Doelen op gebied van duurzaamheid
Tijdens het evenement presenteerde Bayer de eerste concrete doelen op het gebied van duurzaamheid. Eind van dit jaar moet de volledige strategie staan. Het chemiebedrijf wil de milieu-impact van gewasbescherming voor 2030 met 30% terugbrengen. Daarnaast wil het de uitstoot van broeikasgassen van de meest uitstotende teeltsystemen verminderen met 30%. “De wetenschap is duidelijk: er is een verlies aan biodiversiteit, klimaatverandering en een groeiende wereldbevolking. We moeten de ongemakkelijke waarheid omarmen en niet in onze eigen bubbel blijven”, aldus Matthias Berninger, hoofd publieke relaties en duurzaamheid. Hij is door Bayer aangesteld om een nieuwe duurzaamheidsstrategie te ontwikkelen. Volgens Berninger, voormalig Duits politicus voor de Groenen, kan Bayer een belangrijke rol spelen in verduurzaming. “Dat hoeft niets af te doen aan de winstgevendheid van Bayer. Het realiseren van winst en betrokkenheid bij maatschappij en milieu gaan prima samen”, aldus Berninger.
Korte maisplanten
Nieuwe producten en nieuwe verdienmodellen moeten daarvoor zorgen. Als voorbeeld van de voortgang hiervan werd de ontwikkeling van een korte maisplant genoemd. “Bayer werkt aan maisplanten die korter zijn dan andere maisrassen. Die zijn sterker en knakken minder snel om, maar hebben wel dezelfde opbrengst als lange planten”, aldus topman van de Crop Science divisie Liam Condon. Volgens Bayer kan er door de korte planten veel langer in het groeiseizoen gespoten worden met trekkers, in plaats van met vliegtuigen zoals buiten Europa gebeurt wanneer er niet meer op het land gereden kan worden. “Op die manier is voor langere tijd in de groei preciezere toepassing van middelen mogelijk.” Het gewas wordt op zowel de traditionele als biotech manier veredeld. Hierdoor is introductie in Europa op termijn ook mogelijk, aldus Bayer. Een Amerikaanse boer die aanwezig was op het evenement merkte op dat hij van een concurrent al langer een korter maisras teelt.

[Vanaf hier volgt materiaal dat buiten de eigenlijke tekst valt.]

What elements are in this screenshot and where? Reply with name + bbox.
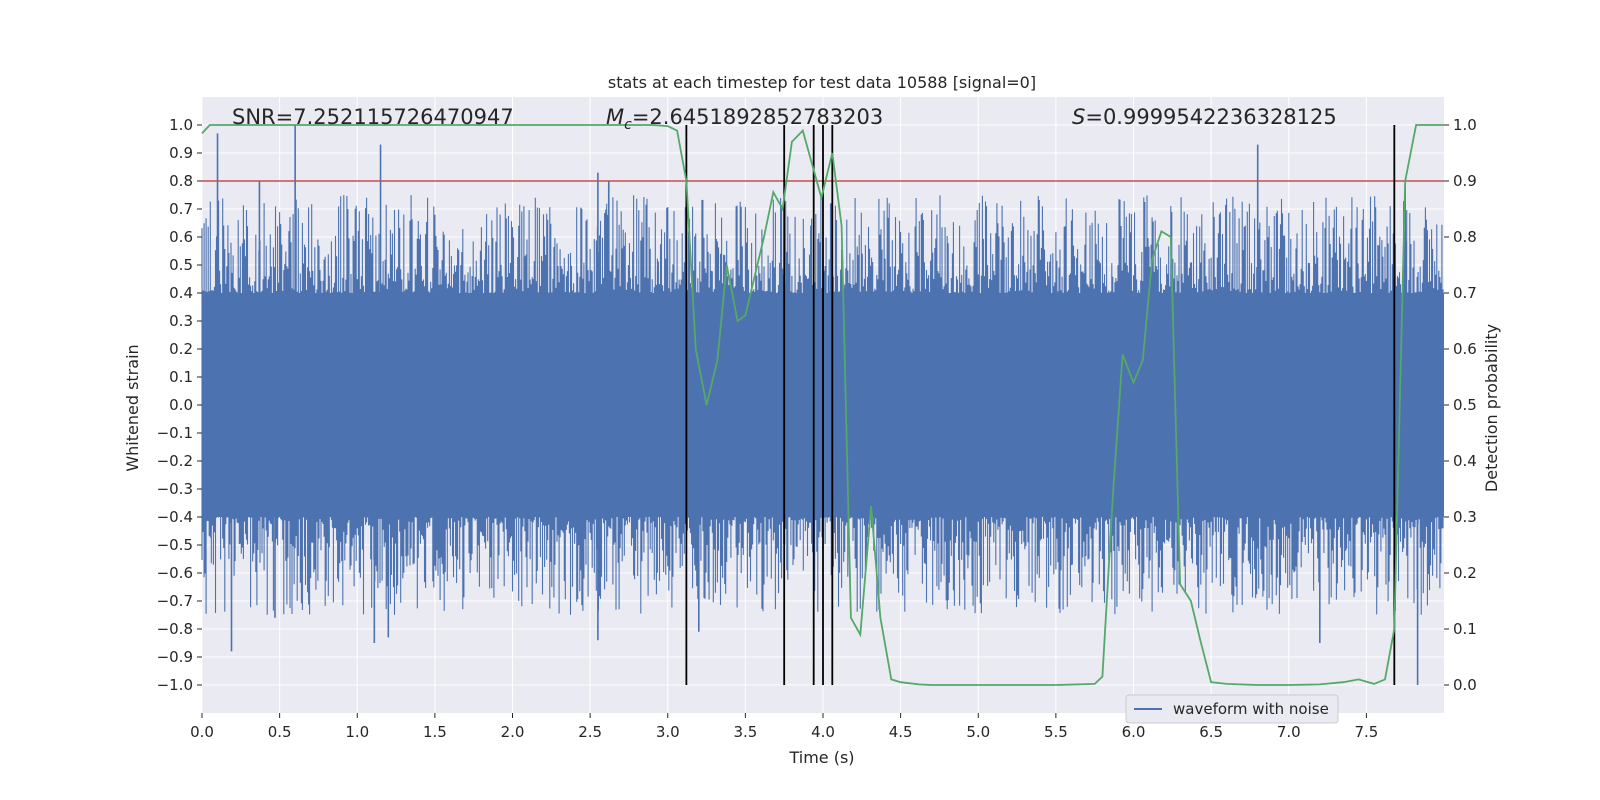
y-tick-label: 0.2 [169,340,193,358]
x-tick-label: 5.5 [1044,723,1068,741]
x-tick-label: 0.5 [268,723,292,741]
x-ticks: 0.0 0.5 1.0 1.5 2.0 2.5 3.0 3.5 4.0 4.5 5.0 5.5 6.0 6… [190,713,1378,741]
x-tick-label: 3.5 [733,723,757,741]
y-tick-label: 0.0 [169,396,193,414]
y-tick-label: −0.8 [157,620,193,638]
legend-label: waveform with noise [1173,700,1329,718]
legend: waveform with noise [1125,694,1339,724]
y-tick-label: −0.1 [157,424,193,442]
y2-axis-label: Detection probability [1482,324,1501,492]
chirp-mass-symbol: M [606,105,624,129]
chart-title: stats at each timestep for test data 105… [608,73,1036,92]
x-tick-label: 2.5 [578,723,602,741]
x-tick-label: 7.0 [1277,723,1301,741]
y-tick-label: 0.6 [169,228,193,246]
y-tick-label: −0.7 [157,592,193,610]
y2-tick-label: 0.2 [1453,564,1477,582]
y2-tick-label: 0.6 [1453,340,1477,358]
chirp-mass-annotation: Mc=2.6451892852783203 [606,105,883,133]
x-axis-label: Time (s) [788,748,854,767]
y2-ticks: 1.0 0.9 0.8 0.7 0.6 0.5 0.4 0.3 0.2 0.1 0.0 [1444,116,1477,694]
x-tick-label: 4.0 [811,723,835,741]
y-tick-label: −0.5 [157,536,193,554]
y2-tick-label: 1.0 [1453,116,1477,134]
y2-tick-label: 0.0 [1453,676,1477,694]
y-ticks: 1.0 0.9 0.8 0.7 0.6 0.5 0.4 0.3 0.2 0.1 0.0 −0.1 −0.… [157,116,202,694]
y2-tick-label: 0.9 [1453,172,1477,190]
y2-tick-label: 0.8 [1453,228,1477,246]
y-tick-label: −0.6 [157,564,193,582]
y-tick-label: 0.8 [169,172,193,190]
y-tick-label: 0.3 [169,312,193,330]
y-tick-label: −0.3 [157,480,193,498]
score-value: =0.9999542236328125 [1085,105,1336,129]
y-tick-label: 0.5 [169,256,193,274]
y-tick-label: −0.2 [157,452,193,470]
noise-spikes [201,195,1444,615]
y2-tick-label: 0.7 [1453,284,1477,302]
snr-annotation: SNR=7.252115726470947 [232,105,514,129]
chirp-mass-subscript: c [624,117,632,133]
y2-tick-label: 0.3 [1453,508,1477,526]
x-tick-label: 0.0 [190,723,214,741]
detection-probability-line [201,124,1444,686]
x-tick-label: 3.0 [656,723,680,741]
x-tick-label: 4.5 [889,723,913,741]
x-tick-label: 1.5 [423,723,447,741]
y-tick-label: 0.9 [169,144,193,162]
y2-tick-label: 0.5 [1453,396,1477,414]
y-tick-label: 0.1 [169,368,193,386]
y-tick-label: 0.4 [169,284,193,302]
y-tick-label: 0.7 [169,200,193,218]
y-tick-label: 1.0 [169,116,193,134]
x-tick-label: 2.0 [501,723,525,741]
y2-tick-label: 0.4 [1453,452,1477,470]
y-tick-label: −1.0 [157,676,193,694]
y-axis-label: Whitened strain [123,344,142,471]
x-tick-label: 5.0 [966,723,990,741]
score-symbol: S [1072,105,1085,129]
y-tick-label: −0.9 [157,648,193,666]
score-annotation: S=0.9999542236328125 [1072,105,1337,129]
legend-box [1125,694,1339,724]
y-tick-label: −0.4 [157,508,193,526]
x-tick-label: 6.5 [1199,723,1223,741]
x-tick-label: 7.5 [1354,723,1378,741]
y2-tick-label: 0.1 [1453,620,1477,638]
x-tick-label: 6.0 [1122,723,1146,741]
chirp-mass-value: =2.6451892852783203 [632,105,883,129]
x-tick-label: 1.0 [345,723,369,741]
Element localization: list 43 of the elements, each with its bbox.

Het bracht hem goede opbrengsten, maar de stengel en wortels braken niet meer goed af in de bodem, waardoor hij van no-till (geen diepe grondbewerking) naar till (grondbewerking) over moest stappen. Bayer reageerde met de opmerking dat het bedrijf een voorstander is van no-till, dus dat dat mogelijk moet blijven met de nieuwe maisplant, ‘anders brengen we het niet op de markt’.
Prijs op basis van data
Dat de tijd van zo veel mogelijk middelen verkopen voorbij is, blijkt uit de ontwikkeling van een model waarbij data de prijs van middelen bepalen. Dit betekent dat Bayer op basis van data een voorspelling doet van de opbrengst en daarop de prijs voor de middelen baseert. Als de opbrengst beter uitvalt, moet de boer een hogere prijs betalen. Als de opbrengst lager is, krijgt de boer geld terug. Het model wordt op dit moment getest in de Verenigde Staten en “ziet er veelbelovend uit. We kunnen een stuk risico voor de boer wegnemen. We verwachten dat de gehele industrie deze richting op gaat bewegen”, aldus Condon.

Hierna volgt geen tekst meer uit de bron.